Florentino Beirão - 25/02/2016 - 11:50

Já chorámos as três inocentes meninas que partiram, na sua flor de idade, por suposta falta de quem devia cuidar delas. Assistimos impávidos a uma maré de condecorações presidenciais, algumas indecorosas ou discutíveis. O Presidente da República, em período de mudanças, excedeu-se na sua generosidade. Até o inquisidor-mor de Saramago, Sousa Lara, teve direito de uma medalha ao peito. Quanto ao Orçamento do Estado em debate, tem servido, politicamente, para tudo e o seu contrário. De despesista a amigo das famílias.

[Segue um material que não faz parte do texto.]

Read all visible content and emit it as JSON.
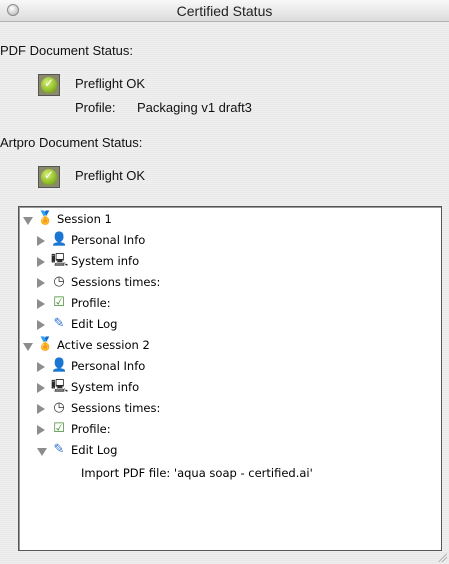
{
  "window": {
    "title": "Certified Status"
  },
  "pdf_status": {
    "heading": "PDF Document Status:",
    "status": "Preflight OK",
    "profile_label": "Profile:",
    "profile_value": "Packaging v1 draft3"
  },
  "artpro_status": {
    "heading": "Artpro Document Status:",
    "status": "Preflight OK"
  },
  "tree": {
    "session1": {
      "label": "Session 1",
      "children": [
        "Personal Info",
        "System info",
        "Sessions times:",
        "Profile:",
        "Edit Log"
      ]
    },
    "session2": {
      "label": "Active session 2",
      "children": [
        "Personal Info",
        "System info",
        "Sessions times:",
        "Profile:",
        "Edit Log"
      ],
      "edit_log_entry": "Import PDF file: 'aqua soap - certified.ai'"
    }
  }
}
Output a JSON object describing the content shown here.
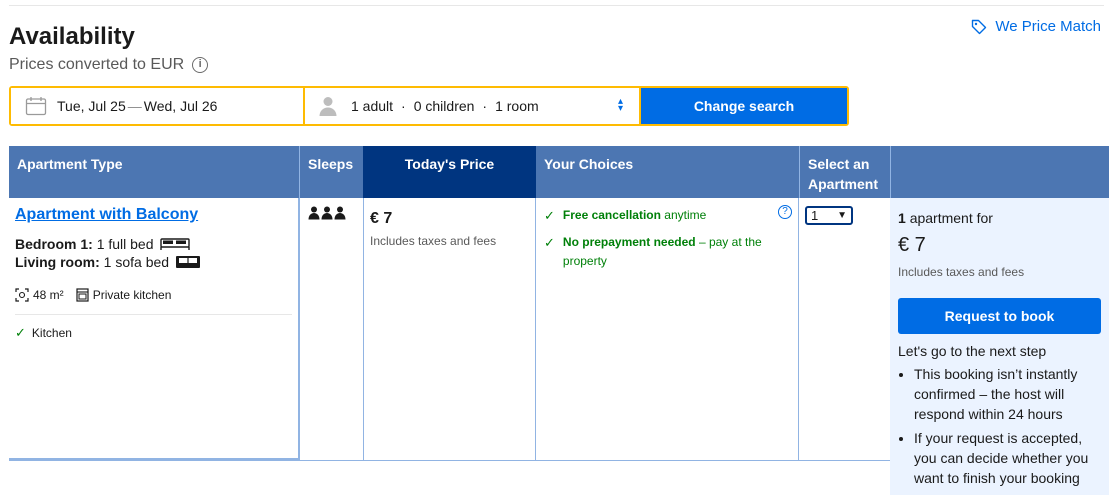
{
  "header": {
    "title": "Availability",
    "subtitle": "Prices converted to EUR",
    "info_icon": "i",
    "price_match": "We Price Match"
  },
  "search": {
    "check_in": "Tue, Jul 25",
    "separator": "—",
    "check_out": "Wed, Jul 26",
    "adults": "1 adult",
    "children": "0 children",
    "rooms": "1 room",
    "dot": "·",
    "button": "Change search"
  },
  "table": {
    "headers": {
      "type": "Apartment Type",
      "sleeps": "Sleeps",
      "price": "Today's Price",
      "choices": "Your Choices",
      "select": "Select an Apartment"
    },
    "row": {
      "name": "Apartment with Balcony",
      "bed1_label": "Bedroom 1:",
      "bed1_value": "1 full bed",
      "bed2_label": "Living room:",
      "bed2_value": "1 sofa bed",
      "area": "48 m²",
      "kitchen_facility": "Private kitchen",
      "amenity": "Kitchen",
      "price": "€ 7",
      "tax_note": "Includes taxes and fees",
      "choice1_bold": "Free cancellation",
      "choice1_rest": "anytime",
      "choice2_bold": "No prepayment needed",
      "choice2_rest": "– pay at the property",
      "select_value": "1",
      "help_icon": "?"
    }
  },
  "sidebar": {
    "count_bold": "1",
    "count_rest": "apartment for",
    "price": "€ 7",
    "tax_note": "Includes taxes and fees",
    "button": "Request to book",
    "next_step": "Let's go to the next step",
    "bullets": [
      "This booking isn’t instantly confirmed – the host will respond within 24 hours",
      "If your request is accepted, you can decide whether you want to finish your booking"
    ]
  },
  "colors": {
    "brand_blue": "#006ce4",
    "header_blue": "#4c76b2",
    "dark_blue": "#003580",
    "search_border": "#febb02",
    "green": "#008009"
  }
}
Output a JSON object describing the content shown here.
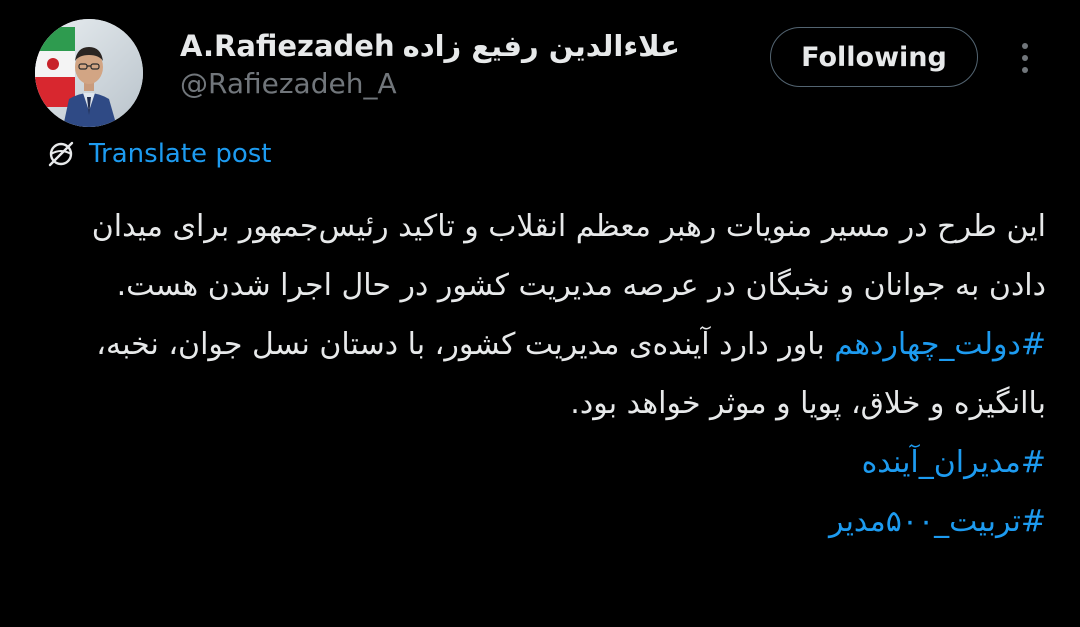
{
  "author": {
    "display_name_latin": "A.Rafiezadeh",
    "display_name_persian": "علاءالدین رفیع زاده",
    "handle": "@Rafiezadeh_A"
  },
  "actions": {
    "follow_label": "Following"
  },
  "translate": {
    "label": "Translate post"
  },
  "post": {
    "paragraph_1": "این طرح در مسیر منویات رهبر معظم انقلاب و تاکید رئیس‌جمهور برای میدان دادن به جوانان و نخبگان در عرصه مدیریت کشور در حال اجرا شدن هست.",
    "hashtag_1": "#دولت_چهاردهم",
    "paragraph_2": " باور دارد آینده‌ی مدیریت کشور، با دستان نسل جوان، نخبه، باانگیزه و خلاق، پویا و موثر خواهد بود.",
    "hashtag_2": "#مدیران_آینده",
    "hashtag_3": "#تربیت_۵۰۰مدیر"
  },
  "icons": {
    "avatar": "profile-photo",
    "more": "more-icon",
    "translate": "translate-globe-icon"
  },
  "colors": {
    "background": "#000000",
    "text": "#e7e9ea",
    "muted": "#71767b",
    "link": "#1d9bf0",
    "button_border": "#536471"
  }
}
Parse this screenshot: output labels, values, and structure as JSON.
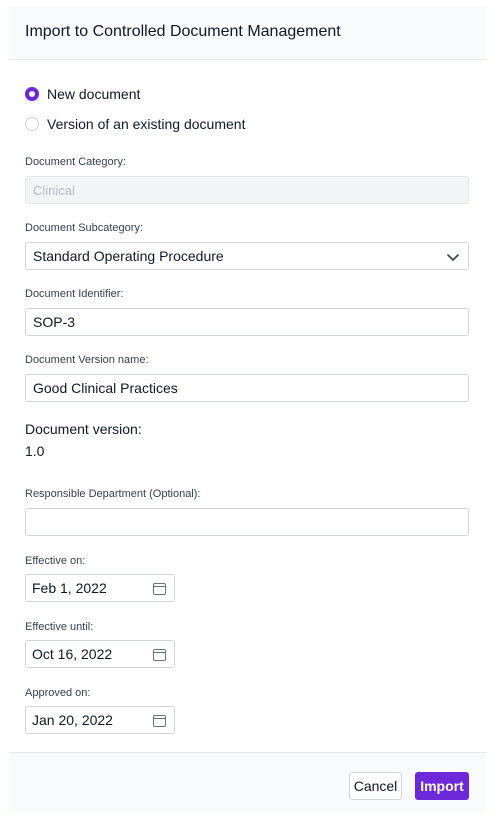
{
  "dialog": {
    "title": "Import to Controlled Document Management"
  },
  "import_type": {
    "options": [
      {
        "label": "New document",
        "selected": true
      },
      {
        "label": "Version of an existing document",
        "selected": false
      }
    ]
  },
  "fields": {
    "category": {
      "label": "Document Category:",
      "value": "Clinical",
      "disabled": true
    },
    "subcategory": {
      "label": "Document Subcategory:",
      "value": "Standard Operating Procedure"
    },
    "identifier": {
      "label": "Document Identifier:",
      "value": "SOP-3"
    },
    "version_name": {
      "label": "Document Version name:",
      "value": "Good Clinical Practices"
    },
    "version": {
      "label": "Document version:",
      "value": "1.0"
    },
    "department": {
      "label": "Responsible Department (Optional):",
      "value": ""
    },
    "effective_on": {
      "label": "Effective on:",
      "value": "Feb 1, 2022"
    },
    "effective_until": {
      "label": "Effective until:",
      "value": "Oct 16, 2022"
    },
    "approved_on": {
      "label": "Approved on:",
      "value": "Jan 20, 2022"
    }
  },
  "footer": {
    "cancel_label": "Cancel",
    "import_label": "Import"
  },
  "colors": {
    "accent": "#6d28d9",
    "header_bg": "#f9fafb",
    "border": "#d1d5db"
  },
  "icons": {
    "dropdown": "chevron-down-icon",
    "date": "calendar-icon"
  }
}
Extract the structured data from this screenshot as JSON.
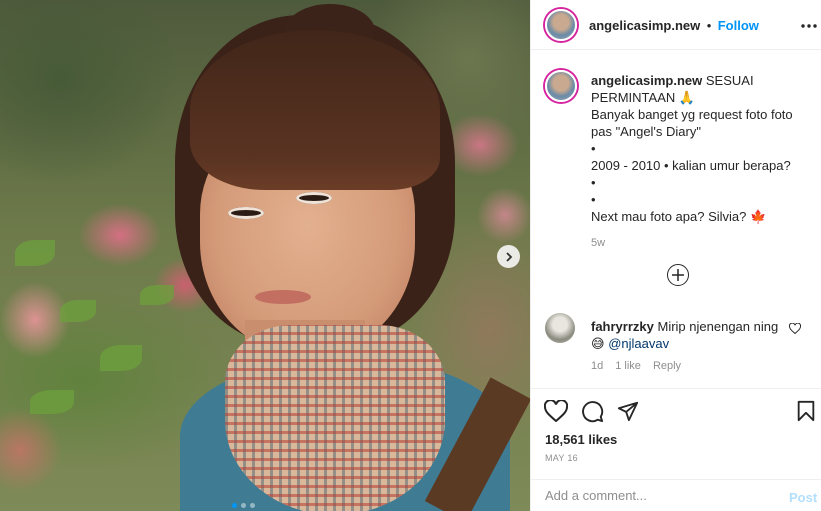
{
  "photo": {
    "carousel_dots": 3,
    "active_dot": 1
  },
  "header": {
    "username": "angelicasimp.new",
    "separator": "•",
    "follow_label": "Follow",
    "more_icon": "ellipsis-icon"
  },
  "caption": {
    "username": "angelicasimp.new",
    "line1": "SESUAI PERMINTAAN",
    "line1_emoji": "🙏",
    "line2": "Banyak banget yg request foto foto pas \"Angel's Diary\"",
    "bullet": "•",
    "line3": "2009 - 2010 • kalian umur berapa?",
    "line4": "Next mau foto apa? Silvia?",
    "line4_emoji": "🍁",
    "age": "5w"
  },
  "comment": {
    "username": "fahryrrzky",
    "text_before": "Mirip njenengan ning",
    "emoji": "😅",
    "mention": "@njlaavav",
    "age": "1d",
    "likes": "1 like",
    "reply_label": "Reply"
  },
  "actions": {
    "likes": "18,561 likes",
    "date": "MAY 16"
  },
  "add_comment": {
    "placeholder": "Add a comment...",
    "post_label": "Post"
  },
  "colors": {
    "accent": "#0095f6",
    "text": "#262626",
    "muted": "#8e8e8e",
    "border": "#efefef"
  }
}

Lá por fora, tudo em suspenso, à espera do sim ou do não da Inglaterra à UE. O mesmo se diga dos martirizados Sírios, a vaguear, sem norte, por essa Europa também à deriva, sem rumo. Do surpreendente papa Francisco, uma lufada de ar puro para com a Igreja Ortodoxa da Rússia e a veemente denúncia da construção de muros entre as nações. Em vez deles, o Papa prefere as lançar pontes entre as pessoas e os povos. Foi esta mensagem que, nos últimos dias, mais me interpelou. Em vez de costas voltadas, tentar-se ao menos, estabelecer as pontes possíveis de diálogo.

O caso que tem dado que falar entre Carlos Costa, governador do Banco de Portugal e António Costa, primeiro - ministro, podemos encaixa-lo numa negativa atitude, que em vez do diálogo, se preferiu atirar setas. O que se deveria ter feito no recato de um gabinete ou almoço de trabalho, de fora do país o primeiro-ministro optou por enviar recados ao Governado do BdP. Não foi bonito e deixou as ligações entre ambos, já de si difíceis, em estado de pré- rotura institucional. Esperamos que ultrapassáveis.

Bem sabemos que Carlos Costa já não devia ocupar o lugar a que, teimosamente, parece estar agarrado. Com os bancos a caírem, uns atrás dos outros, em mãos alheias, Espanha e Angola agradecem. Como resultado uma montanhas de clientes, com vidas desfeitas. Erros atrás de erros, do BES ao Banif, com favorecimentos eleitorais ao último governo, com o envio de mensagens enganosas aos mercados, tudo foi contribuindo para o desgaste de Carlos Costa, nos últimos anos.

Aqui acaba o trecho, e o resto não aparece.